Dave Brailsford responded to Nicole Cooke’s allegations of sexism at British Cycling after the former champion gave testimony to the British Parliament’s Culture, Media and Sport Select Committee that is investigating doping in sport, alleging widespread sexism within British Cycling and accusing UK Anti Doping (UKAD) of not taking doping complaints seriously.
Darren Tudor, David Brailsford and Shane Sutton at the British National Circuit Race Championships in 2007. Photo: johnthescone/Flickr
“We were not sexist, but we were definitely ‘medallist’,” Brailsford wrote in a column for The Times. “That is why we pushed for equal number of male and female events so our elite female athletes could have the same maximum chance of success as their male counterparts.
“Demonstrate you can win medals and you keep your funding. Stop winning and you lose it. It could not be clearer what was expected and what would happen if you didn’t deliver. So yes — winning, but not winning at all costs.”
The allegations began when Jess Varnish was left off the British team for the Rio Olympics, with Varnish alleging discrimination by Shane Sutton, then the British Cycling performance director. He subsequently resigned his position after more athletes came forward, despite continuing to deny the allegations. At the same time an investigation into Team Sky and British Cycling over a mystery medical package began, with Brailsford ultimately called to give testimony to the committee.

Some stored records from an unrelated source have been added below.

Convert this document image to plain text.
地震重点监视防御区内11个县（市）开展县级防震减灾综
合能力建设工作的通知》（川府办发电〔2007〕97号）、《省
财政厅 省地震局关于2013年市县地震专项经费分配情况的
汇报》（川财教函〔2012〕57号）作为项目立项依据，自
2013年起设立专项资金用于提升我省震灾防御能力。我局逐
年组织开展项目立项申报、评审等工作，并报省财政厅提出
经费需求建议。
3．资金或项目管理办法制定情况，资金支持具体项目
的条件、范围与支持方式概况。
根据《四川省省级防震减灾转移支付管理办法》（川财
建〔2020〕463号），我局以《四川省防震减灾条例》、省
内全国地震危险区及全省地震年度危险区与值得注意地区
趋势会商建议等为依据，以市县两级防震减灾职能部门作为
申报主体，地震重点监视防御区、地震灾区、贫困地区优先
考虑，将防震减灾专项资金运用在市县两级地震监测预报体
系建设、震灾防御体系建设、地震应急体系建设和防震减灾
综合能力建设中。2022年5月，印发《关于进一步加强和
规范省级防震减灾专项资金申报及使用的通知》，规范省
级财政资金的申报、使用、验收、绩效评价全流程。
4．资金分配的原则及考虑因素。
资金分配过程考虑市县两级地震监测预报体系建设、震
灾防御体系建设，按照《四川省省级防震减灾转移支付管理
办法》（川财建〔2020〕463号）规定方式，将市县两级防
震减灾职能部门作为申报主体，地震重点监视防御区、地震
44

“I know all this was hard for some to accept and it resulted in disappointment and resentment. I know this put some people’s noses out of joint but my remit was to help make us the best in the world not simply support the best in Britain. Elite sport is by definition not sport for all. It is edgy and it is difficult. There are fine lines between success and failure. Only the very few can make it. And for me that meant being compassionately ruthless. It was not a choice between winning or welfare. It had to be both.”